Antrag des Landes Nordrhein-Westfalen
Entwurf eines Gesetzes zur nachhaltigen und sozial ausgewogenen Finanzierung der Gesetzlichen Krankenversicherung
(GKV-Finanzierungsgesetz - GKV-FinG)

Punkt 11 der 875. Sitzung des Bundesrates am 15. Oktober 2010

Der Bundesrat möge beschließen:

Zu Artikel 1 Nummer 8 (§ 87d Absatz 2 Satz 7a - neu - SGB V)

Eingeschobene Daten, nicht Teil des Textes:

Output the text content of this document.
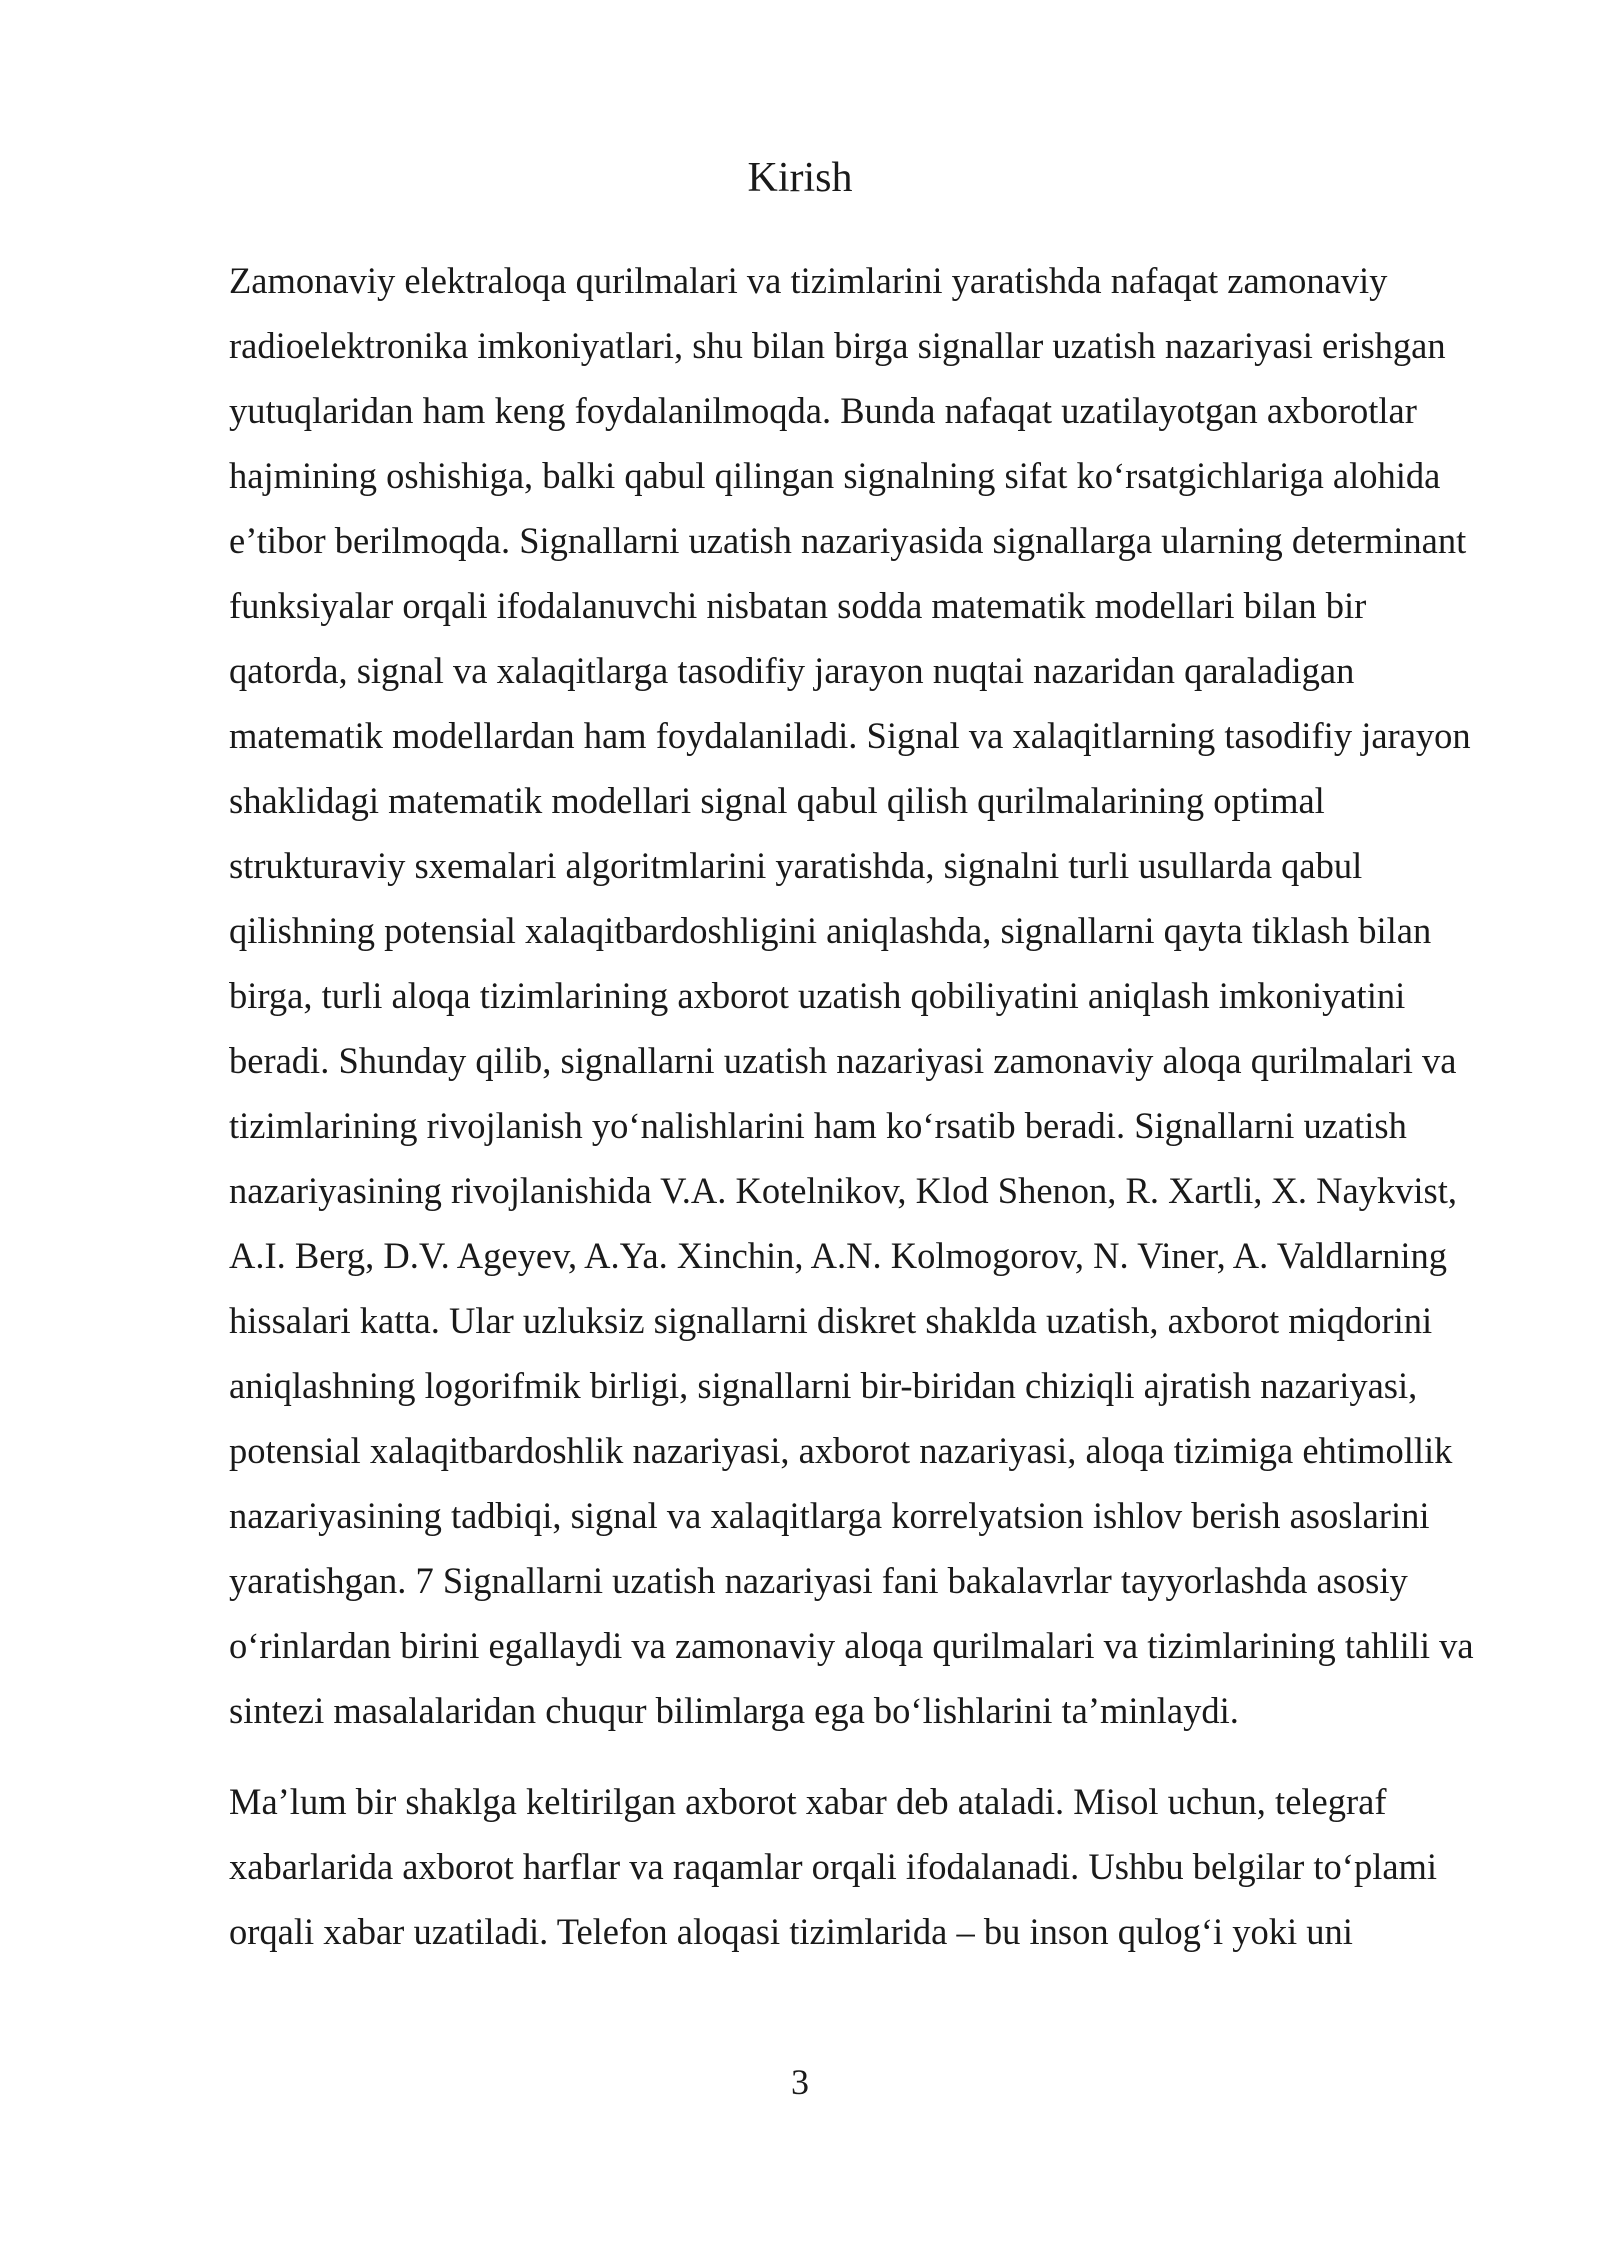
Kirish

Zamonaviy elektraloqa qurilmalari va tizimlarini yaratishda nafaqat zamonaviy radioelektronika imkoniyatlari, shu bilan birga signallar uzatish nazariyasi erishgan yutuqlaridan ham keng foydalanilmoqda. Bunda nafaqat uzatilayotgan axborotlar hajmining oshishiga, balki qabul qilingan signalning sifat ko‘rsatgichlariga alohida e’tibor berilmoqda. Signallarni uzatish nazariyasida signallarga ularning determinant funksiyalar orqali ifodalanuvchi nisbatan sodda matematik modellari bilan bir qatorda, signal va xalaqitlarga tasodifiy jarayon nuqtai nazaridan qaraladigan matematik modellardan ham foydalaniladi. Signal va xalaqitlarning tasodifiy jarayon shaklidagi matematik modellari signal qabul qilish qurilmalarining optimal strukturaviy sxemalari algoritmlarini yaratishda, signalni turli usullarda qabul qilishning potensial xalaqitbardoshligini aniqlashda, signallarni qayta tiklash bilan birga, turli aloqa tizimlarining axborot uzatish qobiliyatini aniqlash imkoniyatini beradi. Shunday qilib, signallarni uzatish nazariyasi zamonaviy aloqa qurilmalari va tizimlarining rivojlanish yo‘nalishlarini ham ko‘rsatib beradi. Signallarni uzatish nazariyasining rivojlanishida V.A. Kotelnikov, Klod Shenon, R. Xartli, X. Naykvist, A.I. Berg, D.V. Ageyev, A.Ya. Xinchin, A.N. Kolmogorov, N. Viner, A. Valdlarning hissalari katta. Ular uzluksiz signallarni diskret shakldа uzatish, axborot miqdorini aniqlashning logorifmik birligi, signallarni bir-biridan chiziqli ajratish nazariyasi, potensial xalaqitbardoshlik nazariyasi, axborot nazariyasi, aloqa tizimiga ehtimollik nazariyasining tadbiqi, signal va xalaqitlarga korrelyatsion ishlov berish asoslarini yaratishgan. 7 Signallarni uzatish nazariyasi fani bakalavrlar tayyorlashda asosiy o‘rinlardan birini egallaydi va zamonaviy aloqa qurilmalari va tizimlarining tahlili va sintezi masalalaridan chuqur bilimlarga ega bo‘lishlarini ta’minlaydi.

Ma’lum bir shaklga keltirilgan axborot xabar deb ataladi. Misol uchun, telegraf xabarlarida axborot harflar va raqamlar orqali ifodalanadi. Ushbu belgilar to‘plami orqali xabar uzatiladi. Telefon aloqasi tizimlarida – bu inson qulog‘i yoki uni

3
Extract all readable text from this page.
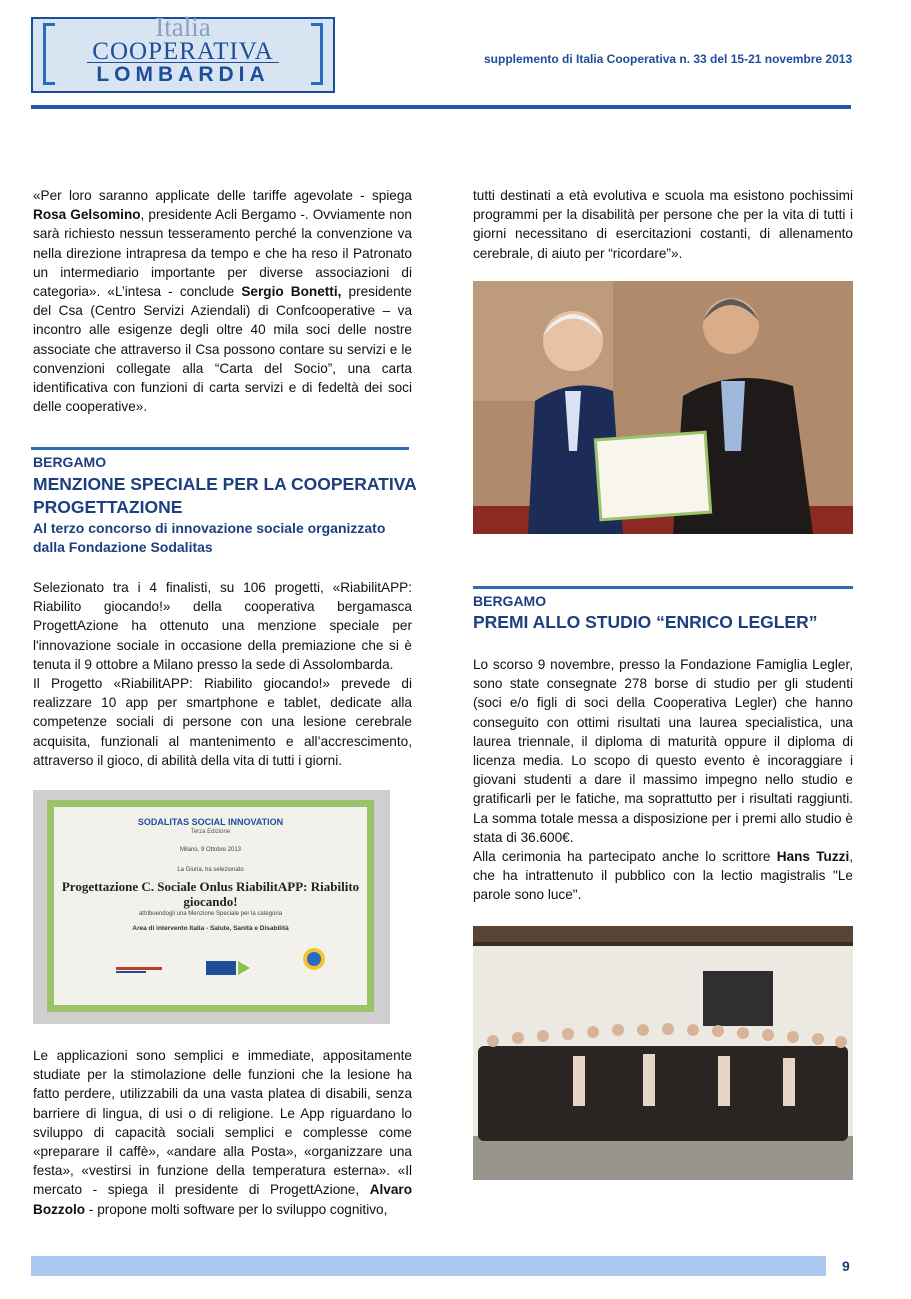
Italia
COOPERATIVA
LOMBARDIA
supplemento di Italia Cooperativa n. 33 del 15-21 novembre 2013

«Per loro saranno applicate delle tariffe agevolate - spiega Rosa Gelsomino, presidente Acli Bergamo -. Ovviamente non sarà richiesto nessun tesseramento perché la convenzione va nella direzione intrapresa da tempo e che ha reso il Patronato un intermediario importante per diverse associazioni di categoria». «L’intesa - conclude Sergio Bonetti, presidente del Csa (Centro Servizi Aziendali) di Confcooperative – va incontro alle esigenze degli oltre 40 mila soci delle nostre associate che attraverso il Csa possono contare su servizi e le convenzioni collegate alla “Carta del Socio”, una carta identificativa con funzioni di carta servizi e di fedeltà dei soci delle cooperative».

BERGAMO
MENZIONE SPECIALE PER LA COOPERATIVA PROGETTAZIONE
Al terzo concorso di innovazione sociale organizzato dalla Fondazione Sodalitas

Selezionato tra i 4 finalisti, su 106 progetti, «RiabilitAPP: Riabilito giocando!» della cooperativa bergamasca ProgettAzione ha ottenuto una menzione speciale per l'innovazione sociale in occasione della premiazione che si è tenuta il 9 ottobre a Milano presso la sede di Assolombarda.

Il Progetto «RiabilitAPP: Riabilito giocando!» prevede di realizzare 10 app per smartphone e tablet, dedicate alla competenze sociali di persone con una lesione cerebrale acquisita, funzionali al mantenimento e all’accrescimento, attraverso il gioco, di abilità della vita di tutti i giorni.

SODALITAS SOCIAL INNOVATION
Terza Edizione
Milano, 9 Ottobre 2013
La Giuria, ha selezionato
Progettazione C. Sociale Onlus RiabilitAPP: Riabilito giocando!
attribuendogli una Menzione Speciale per la categoria
Area di intervento Italia - Salute, Sanità e Disabilità

Le applicazioni sono semplici e immediate, appositamente studiate per la stimolazione delle funzioni che la lesione ha fatto perdere, utilizzabili da una vasta platea di disabili, senza barriere di lingua, di usi o di religione. Le App riguardano lo sviluppo di capacità sociali semplici e complesse come «preparare il caffè», «andare alla Posta», «organizzare una festa», «vestirsi in funzione della temperatura esterna». «Il mercato - spiega il presidente di ProgettAzione, Alvaro Bozzolo - propone molti software per lo sviluppo cognitivo,

tutti destinati a età evolutiva e scuola ma esistono pochissimi programmi per la disabilità per persone che per la vita di tutti i giorni necessitano di esercitazioni costanti, di allenamento cerebrale, di aiuto per “ricordare”».
BERGAMO
PREMI ALLO STUDIO “ENRICO LEGLER”

Lo scorso 9 novembre, presso la Fondazione Famiglia Legler, sono state consegnate 278 borse di studio per gli studenti (soci e/o figli di soci della Cooperativa Legler) che hanno conseguito con ottimi risultati una laurea specialistica, una laurea triennale, il diploma di maturità oppure il diploma di licenza media. Lo scopo di questo evento è incoraggiare i giovani studenti a dare il massimo impegno nello studio e gratificarli per le fatiche, ma soprattutto per i risultati raggiunti. La somma totale messa a disposizione per i premi allo studio è stata di 36.600€.

Alla cerimonia ha partecipato anche lo scrittore Hans Tuzzi, che ha intrattenuto il pubblico con la lectio magistralis "Le parole sono luce".

9
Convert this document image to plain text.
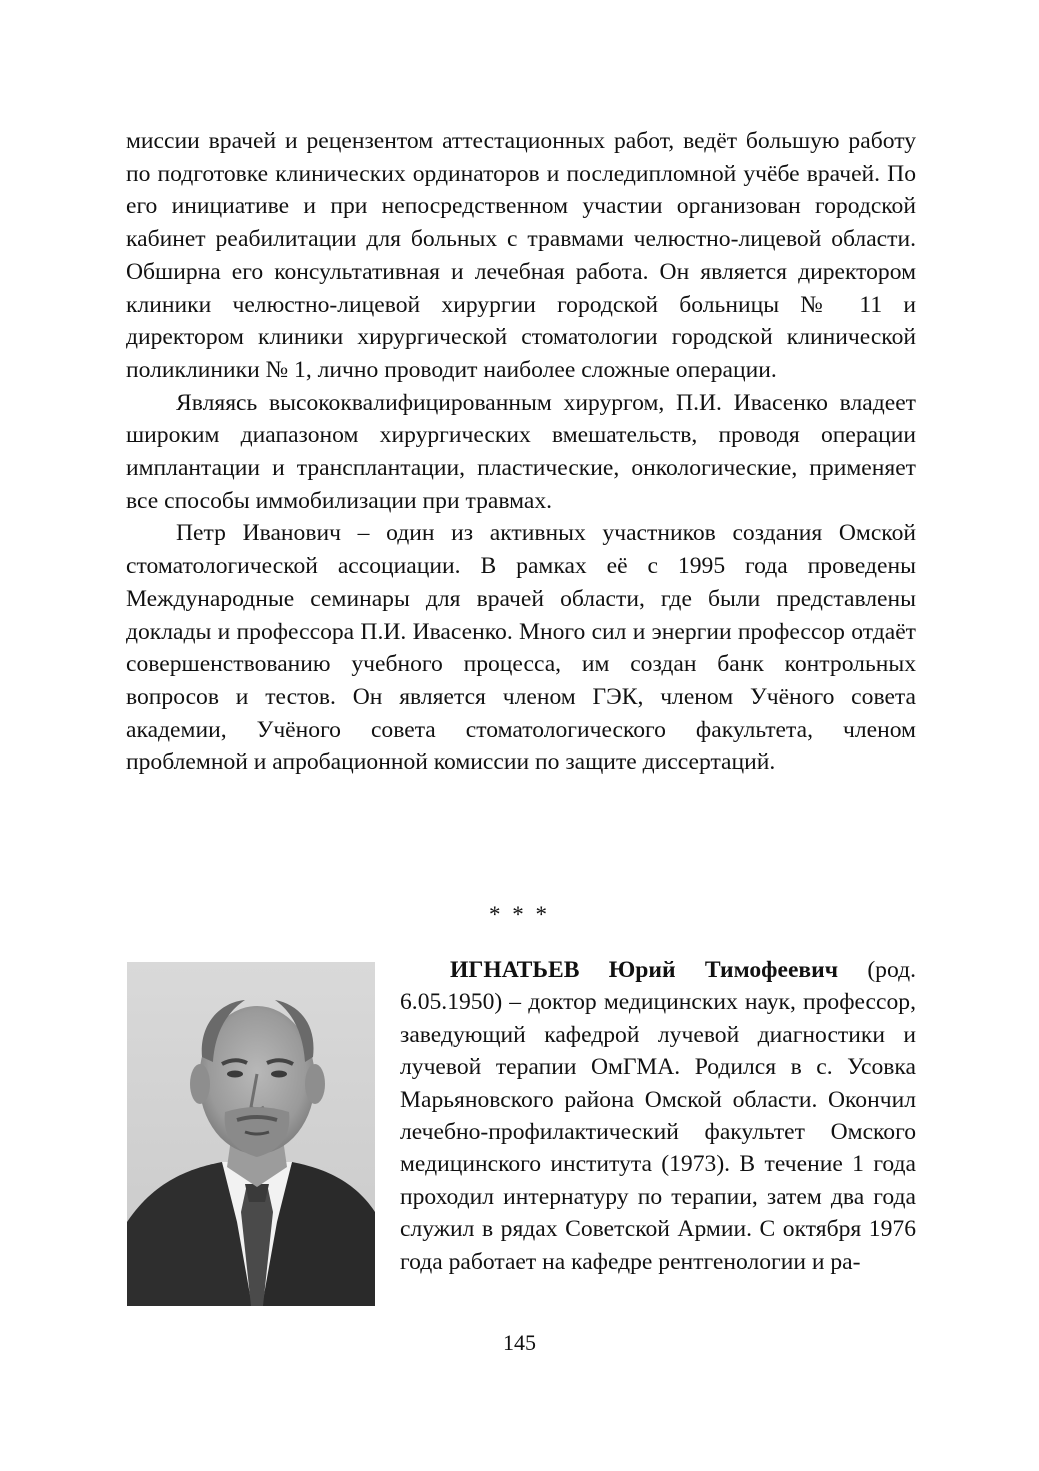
миссии врачей и рецензентом аттестационных работ, ведёт большую работу по подготовке клинических ординаторов и последипломной учёбе врачей. По его инициативе и при непосредственном участии организован городской кабинет реабилитации для больных с травмами челюстно-лицевой области. Обширна его консультативная и лечебная работа. Он является директором клиники челюстно-лицевой хирургии городской больницы № 11 и директором клиники хирургической стоматологии городской клинической поликлиники № 1, лично проводит наиболее сложные операции.

Являясь высококвалифицированным хирургом, П.И. Ивасенко владеет широким диапазоном хирургических вмешательств, проводя операции имплантации и трансплантации, пластические, онкологические, применяет все способы иммобилизации при травмах.

Петр Иванович – один из активных участников создания Омской стоматологической ассоциации. В рамках её с 1995 года проведены Международные семинары для врачей области, где были представлены доклады и профессора П.И. Ивасенко. Много сил и энергии профессор отдаёт совершенствованию учебного процесса, им создан банк контрольных вопросов и тестов. Он является членом ГЭК, членом Учёного совета академии, Учёного совета стоматологического факультета, членом проблемной и апробационной комиссии по защите диссертаций.

* * *

ИГНАТЬЕВ Юрий Тимофеевич (род. 6.05.1950) – доктор медицинских наук, профессор, заведующий кафедрой лучевой диагностики и лучевой терапии ОмГМА. Родился в с. Усовка Марьяновского района Омской области. Окончил лечебно-профилактический факультет Омского медицинского института (1973). В течение 1 года проходил интернатуру по терапии, затем два года служил в рядах Советской Армии. С октября 1976 года работает на кафедре рентгенологии и ра-

145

In Artikel 1 Nummer 8 ist in § 87d Absatz 2 nach Satz 7 folgender Satz einzufügen:

"Das Verfahren muss dazu führen, dass die Kassenärztlichen Vereinigungen mit unterdurchschnittlichem Behandlungsbedarf je Versichertem mindestens auf den Bundesdurchschnitt angehoben werden."

Begründung:

Vor dem Hintergrund der ungleichen Ausgaben der Krankenkassen für die ambulante Versorgung der Versicherten im Bundesgebiet kann es nicht dem Bewertungsausschuss überlassen bleiben, nach welchen Maßstäben und in welchem Umfang er regionale Faktoren in seinem Beschluss berücksichtigt. Deshalb ist das GKV-FinG zu konkretisieren. Basis dafür sind die sehr großen Unterschiede im Behandlungsbedarf je Versichertem der einzelnen Kassenärztlichen Vereinigungen.

Die Anhebung auf den Bundesdurchschnitt ist in Form einer asymmetrischen Verteilung sachgerecht, weil mit dem bundeseinheitlichen Morbiditäts-Risikostrukturausgleich allen Krankenkassen nach bundeseinheitlichen Morbiditätskriterien die Aufwendungen für ärztliche Versorgung erstattet werden.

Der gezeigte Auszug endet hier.